After my first trip to the Middle East (Egypt in 1997), I asked myself, what’s up with homosexuality in this part of the world?
On the first night of my trip, I strolled down a major avenue toward the Nile with my straight German friend, Mike. As we walked toward the river, enjoying the night air and evening atmosphere, dozens of men whistled at us.
Of course, homosexuality was illegal at the time—and still is. And yet, I received far more invitations than I’ve received in gay neighborhoods in my hometown of Chicago.
Play hopscotch across the Middle East and you’ll discover similar laws. The less separation of church and state or the more fanatically religious the government and/or a country’s citizens, the greater the opposition to homosexuality.
And such laws have been considered or adopted by sub-Saharan countries, too. But these African measures aren’t homegrown. No, these are exports of American evangelicals who have turned from spreading the Good News about Jesus to advocating for the guillotining of gays, the lynching of lesbians.

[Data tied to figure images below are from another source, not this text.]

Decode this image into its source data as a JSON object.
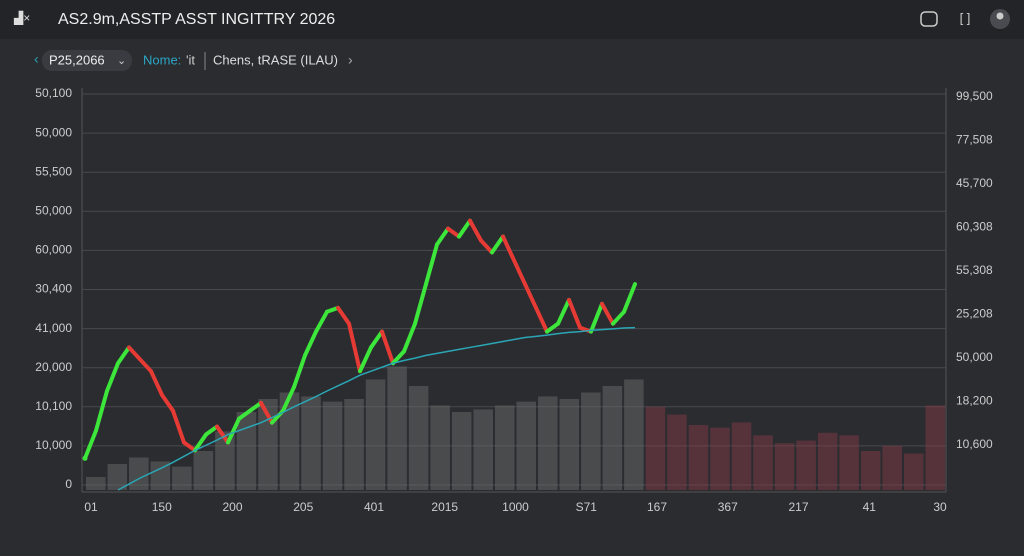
{
  "header": {
    "title": "AS2.9m,ASSTP ASST INGITTRY 2026"
  },
  "toolbar": {
    "symbol": "P25,2066",
    "name_label": "Nome:",
    "name_value": "'it",
    "study": "Chens, tRASE (ILAU)"
  },
  "chart_data": {
    "type": "line",
    "grid": true,
    "ylim": [
      0,
      100
    ],
    "left_labels": [
      "50,100",
      "50,000",
      "55,500",
      "50,000",
      "60,000",
      "30,400",
      "41,000",
      "20,000",
      "10,100",
      "10,000",
      "0"
    ],
    "right_labels": [
      "99,500",
      "77,508",
      "45,700",
      "60,308",
      "55,308",
      "25,208",
      "50,000",
      "18,200",
      "10,600"
    ],
    "x_labels": [
      "01",
      "150",
      "200",
      "205",
      "401",
      "2015",
      "1000",
      "S71",
      "167",
      "367",
      "217",
      "41",
      "30"
    ],
    "price": {
      "up_color": "#3de63a",
      "down_color": "#e63a35",
      "values": [
        8,
        15,
        25,
        32,
        36,
        33,
        30,
        24,
        20,
        12,
        10,
        14,
        16,
        12,
        18,
        20,
        22,
        17,
        20,
        26,
        34,
        40,
        45,
        46,
        42,
        30,
        36,
        40,
        32,
        35,
        42,
        52,
        62,
        66,
        64,
        68,
        63,
        60,
        64,
        58,
        52,
        46,
        40,
        42,
        48,
        41,
        40,
        47,
        42,
        45,
        52
      ]
    },
    "ma": {
      "color": "#2aa6b5",
      "values": [
        null,
        null,
        null,
        0,
        1.5,
        3,
        4.3,
        5.6,
        7,
        8.5,
        10,
        11.3,
        12.6,
        14,
        15,
        16,
        17,
        18.3,
        19.6,
        21,
        22.3,
        23.6,
        25,
        26.3,
        27.6,
        29,
        30,
        31,
        32,
        32.7,
        33.3,
        34,
        34.5,
        35,
        35.5,
        36,
        36.5,
        37,
        37.5,
        38,
        38.5,
        38.8,
        39.1,
        39.5,
        39.8,
        40,
        40.3,
        40.5,
        40.7,
        40.9,
        41
      ]
    },
    "volume": {
      "ylim": [
        0,
        100
      ],
      "series": [
        {
          "color": "#707070",
          "values": [
            10,
            20,
            25,
            22,
            18,
            30,
            45,
            60,
            70,
            75,
            72,
            68,
            70,
            85,
            95,
            80,
            65,
            60,
            62,
            65,
            68,
            72,
            70,
            75,
            80,
            85,
            null,
            null,
            null,
            null,
            null,
            null,
            null,
            null,
            null,
            null,
            null,
            null,
            null,
            null
          ]
        },
        {
          "color": "#8b3b48",
          "values": [
            null,
            null,
            null,
            null,
            null,
            null,
            null,
            null,
            null,
            null,
            null,
            null,
            null,
            null,
            null,
            null,
            null,
            null,
            null,
            null,
            null,
            null,
            null,
            null,
            null,
            null,
            64,
            58,
            50,
            48,
            52,
            42,
            36,
            38,
            44,
            42,
            30,
            34,
            28,
            65
          ]
        }
      ]
    }
  }
}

What is it about gays that so unhinges religious conservatives? After all, it takes two to tango and religious zealots can always just say no (sorry, Nancy Reagan, I realize I’ve perverted your words.)
So why are religious extremists afraid of two consenting adults of the same sex getting it on?
I can’t answer that question and I’m sure they can’t either (not rationally, anyway).
But lest we in the West feel superior and more evolved, we best watch our flanks—and those dark corners of our countries inhabited by religious zealots. After all, in Israel orthodox Jews have recently attacked gays and Italy’s government, influenced by the Catholic church, is an outlier in Europe by not joining its peers in supporting gay marriage.
And here in the U.S., Red States and the Republican Party continue to scheme to overturn gay marriage and even gay rights. Recently, perhaps inspired by Uganda, ISIS and Saudi Arabia, some American evangelists have proposed putting gays to death.
On a more hopeful note, there are a growing number of religious moderates. Let’s hope—and pray—that whatever their religion, it is these moderates’ positions on gays, government and society that prevail.